The judge assessed the parties’ respective financial positions and then sought to balance the relative impact each outcome would have on each party. The judge accepted that either outcome would result in some hardship on the opposing party; each would have to fall back on rental accommodation and be unable to pay off debts in the event of the decision going against them.
However, the salient factor appears to have been that if the property were to be sold immediately it would have crystalised the loss of value of the property as a result of the cladding issue; that equity being permanently lost to the family. The W’s proposal, however, contained the possibility of the flat regaining value on the rectification of the cladding issue. The judge, whilst recognising that there was “an element of gamble here”, decided that this second option was the fairest outcome.

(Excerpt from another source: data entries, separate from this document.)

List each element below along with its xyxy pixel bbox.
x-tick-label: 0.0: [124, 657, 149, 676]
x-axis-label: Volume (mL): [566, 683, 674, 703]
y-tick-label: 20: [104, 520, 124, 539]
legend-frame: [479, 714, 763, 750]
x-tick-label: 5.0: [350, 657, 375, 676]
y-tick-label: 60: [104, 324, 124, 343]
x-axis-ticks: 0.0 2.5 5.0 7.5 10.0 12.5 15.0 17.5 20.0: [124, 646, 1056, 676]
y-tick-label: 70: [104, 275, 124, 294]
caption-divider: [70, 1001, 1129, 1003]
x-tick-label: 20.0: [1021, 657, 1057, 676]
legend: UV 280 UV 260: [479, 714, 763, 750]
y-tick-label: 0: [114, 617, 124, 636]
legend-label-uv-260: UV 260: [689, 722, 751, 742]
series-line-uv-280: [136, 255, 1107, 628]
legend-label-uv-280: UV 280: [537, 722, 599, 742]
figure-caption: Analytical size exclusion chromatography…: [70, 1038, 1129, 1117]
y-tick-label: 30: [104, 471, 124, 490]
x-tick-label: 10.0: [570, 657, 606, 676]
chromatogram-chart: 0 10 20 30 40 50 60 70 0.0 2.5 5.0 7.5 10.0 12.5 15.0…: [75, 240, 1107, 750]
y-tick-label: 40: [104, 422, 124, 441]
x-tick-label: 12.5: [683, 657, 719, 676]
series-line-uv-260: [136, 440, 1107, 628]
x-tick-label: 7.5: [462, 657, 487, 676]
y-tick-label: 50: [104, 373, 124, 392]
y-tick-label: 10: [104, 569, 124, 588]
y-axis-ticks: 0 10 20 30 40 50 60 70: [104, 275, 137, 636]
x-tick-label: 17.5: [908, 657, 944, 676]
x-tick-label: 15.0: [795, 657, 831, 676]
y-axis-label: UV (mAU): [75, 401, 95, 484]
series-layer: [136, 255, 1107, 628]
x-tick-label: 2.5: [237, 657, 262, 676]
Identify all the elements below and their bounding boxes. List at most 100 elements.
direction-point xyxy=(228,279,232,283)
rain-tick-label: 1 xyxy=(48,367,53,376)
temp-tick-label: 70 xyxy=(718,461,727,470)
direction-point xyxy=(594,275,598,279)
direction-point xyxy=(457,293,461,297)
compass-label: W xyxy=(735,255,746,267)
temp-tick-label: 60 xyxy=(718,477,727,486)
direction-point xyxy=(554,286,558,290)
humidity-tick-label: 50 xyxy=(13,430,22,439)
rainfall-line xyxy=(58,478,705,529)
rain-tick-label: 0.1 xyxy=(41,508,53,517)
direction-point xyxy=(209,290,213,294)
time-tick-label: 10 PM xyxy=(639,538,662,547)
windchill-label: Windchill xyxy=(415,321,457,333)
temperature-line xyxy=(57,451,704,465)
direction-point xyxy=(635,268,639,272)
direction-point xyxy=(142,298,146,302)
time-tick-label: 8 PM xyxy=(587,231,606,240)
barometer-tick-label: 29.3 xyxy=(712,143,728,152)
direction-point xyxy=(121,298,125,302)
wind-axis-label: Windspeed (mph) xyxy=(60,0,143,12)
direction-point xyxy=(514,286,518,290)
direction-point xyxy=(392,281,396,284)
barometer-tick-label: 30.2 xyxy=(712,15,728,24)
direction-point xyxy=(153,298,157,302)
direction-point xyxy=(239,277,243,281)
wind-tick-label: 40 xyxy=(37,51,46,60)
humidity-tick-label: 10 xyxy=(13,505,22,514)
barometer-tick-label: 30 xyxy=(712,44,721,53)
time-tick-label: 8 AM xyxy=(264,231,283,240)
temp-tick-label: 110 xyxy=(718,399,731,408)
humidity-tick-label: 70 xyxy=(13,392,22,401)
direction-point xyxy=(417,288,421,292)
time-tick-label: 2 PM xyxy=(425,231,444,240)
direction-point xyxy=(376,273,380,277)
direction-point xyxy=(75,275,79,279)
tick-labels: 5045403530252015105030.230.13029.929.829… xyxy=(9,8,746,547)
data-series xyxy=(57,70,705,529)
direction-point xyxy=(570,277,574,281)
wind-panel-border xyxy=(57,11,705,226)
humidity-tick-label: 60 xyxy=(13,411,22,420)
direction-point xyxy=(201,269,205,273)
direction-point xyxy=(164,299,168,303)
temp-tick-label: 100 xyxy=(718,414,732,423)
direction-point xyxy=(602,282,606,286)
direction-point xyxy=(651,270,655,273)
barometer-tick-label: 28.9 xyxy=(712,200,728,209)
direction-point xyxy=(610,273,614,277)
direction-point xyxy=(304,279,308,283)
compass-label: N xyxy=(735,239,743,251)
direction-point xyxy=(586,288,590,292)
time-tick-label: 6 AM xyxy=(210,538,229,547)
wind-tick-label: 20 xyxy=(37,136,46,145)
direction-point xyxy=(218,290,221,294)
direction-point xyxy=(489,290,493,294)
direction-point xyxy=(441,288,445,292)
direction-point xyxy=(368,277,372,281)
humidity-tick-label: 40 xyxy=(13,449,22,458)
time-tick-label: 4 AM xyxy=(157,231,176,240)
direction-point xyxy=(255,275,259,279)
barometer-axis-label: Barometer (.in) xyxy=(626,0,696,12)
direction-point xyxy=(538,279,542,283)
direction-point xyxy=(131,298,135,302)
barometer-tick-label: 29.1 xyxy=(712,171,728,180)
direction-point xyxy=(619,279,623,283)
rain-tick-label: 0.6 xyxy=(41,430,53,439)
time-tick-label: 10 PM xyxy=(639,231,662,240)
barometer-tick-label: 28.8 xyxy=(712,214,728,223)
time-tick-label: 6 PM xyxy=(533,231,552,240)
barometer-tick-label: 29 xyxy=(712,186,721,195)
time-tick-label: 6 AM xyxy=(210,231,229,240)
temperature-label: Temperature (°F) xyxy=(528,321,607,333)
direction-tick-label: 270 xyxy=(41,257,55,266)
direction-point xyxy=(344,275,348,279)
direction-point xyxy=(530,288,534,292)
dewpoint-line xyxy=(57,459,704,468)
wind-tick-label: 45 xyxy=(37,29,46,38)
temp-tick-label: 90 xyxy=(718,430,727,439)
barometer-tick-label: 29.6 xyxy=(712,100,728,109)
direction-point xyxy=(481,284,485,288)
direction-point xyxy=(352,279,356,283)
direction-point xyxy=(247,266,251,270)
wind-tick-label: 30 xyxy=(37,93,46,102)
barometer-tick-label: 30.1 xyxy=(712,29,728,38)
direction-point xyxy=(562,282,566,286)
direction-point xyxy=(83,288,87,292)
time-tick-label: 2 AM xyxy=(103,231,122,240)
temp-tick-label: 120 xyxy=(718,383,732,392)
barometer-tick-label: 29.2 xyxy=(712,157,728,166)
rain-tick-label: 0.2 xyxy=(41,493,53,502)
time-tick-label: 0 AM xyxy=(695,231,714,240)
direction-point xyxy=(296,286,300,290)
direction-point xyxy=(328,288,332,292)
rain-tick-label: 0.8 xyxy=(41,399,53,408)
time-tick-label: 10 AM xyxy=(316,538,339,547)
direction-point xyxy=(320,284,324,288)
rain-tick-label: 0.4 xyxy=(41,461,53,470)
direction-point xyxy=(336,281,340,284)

The judge therefore proposed to make an order for sale, albeit with implementation being delayed in order to allow a reasonable opportunity for the cladding to be fixed (the mainstream relief referred to above), which the judge suggested could be in the region of three years. He thereafter proposed to hear submissions on the form of such an order, albeit with the following conditions:
- Statutory interest at the High Court judgment debt to continue to run to compensate H.
- W to have right to occupy the family home, albeit predicated on undertakings to pay outgoings and payments concerning the cladding. W to undertake to try to raise the relevant lump sum for H.
- W to indemnify H for any CGT liability.
- H to have opportunity to predicate the delay in enforcement on transfer by W to H of one of the investment properties (its value to be offset against the eventual lump sum).
- W to be required to maintain transparency with H about the cladding issue and the attempts for her to re-mortgage.
In relation to costs, the judge characterised the applications as a “score draw” where there should be no order as to costs, subject to any further argument by the parties in correspondence.